Al termine del secondo lockdown mi sono dedicata a visitare due regioni in particolare: l’Emilia Romagna e il Piemonte, vicine e facilmente raggiungibili. É così che ho scoperto con piacere alcuni castelli e borghi del piacentino (per leggere gli articoli inerenti cliccate qui) e alcune città e luoghi storici del Piemonte (cliccate qui per scoprire gli articoli inerenti). In una giornata quasi estiva di maggio mi sono diretta dunque ancora verso il Piemonte per scoprire un luogo di cui ho sempre sentito parlare molto bene: il Ricetto di Candelo, in provincia di Biella.

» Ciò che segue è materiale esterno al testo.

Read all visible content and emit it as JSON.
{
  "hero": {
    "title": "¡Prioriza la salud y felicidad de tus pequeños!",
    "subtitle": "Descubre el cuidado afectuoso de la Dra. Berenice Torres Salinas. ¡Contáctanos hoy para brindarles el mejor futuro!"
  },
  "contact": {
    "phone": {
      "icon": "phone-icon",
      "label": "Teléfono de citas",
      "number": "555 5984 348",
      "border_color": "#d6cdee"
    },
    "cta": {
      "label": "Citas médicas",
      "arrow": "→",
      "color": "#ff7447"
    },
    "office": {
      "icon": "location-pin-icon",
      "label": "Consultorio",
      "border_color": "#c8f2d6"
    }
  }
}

Storia del Ricetto di Candelo
Il Ricetto di Candelo è una architettura di epoca medioevale situata a Candelo composto da circa duecento edifici chiamati cellule. La data esatta della sua costruzione non è nota, tuttavia si tende a collocare la sua costruzione tra la fine del XIII e l’inizio del XIV secolo, su terreni concessi alla famiglia nobile dei Vialardi di Villanova, di origine longobarda. Tra il XII e il XIV secolo in Piemonte si eressero numerosi ricetti e quello di Candelo si inserisce all’interno di questo gruppo di costruzioni fortificate. Nel 1374 è certo che il Ricetto esistesse in quanto nominato nell’atto di dedizione spontanea a casa Savoia.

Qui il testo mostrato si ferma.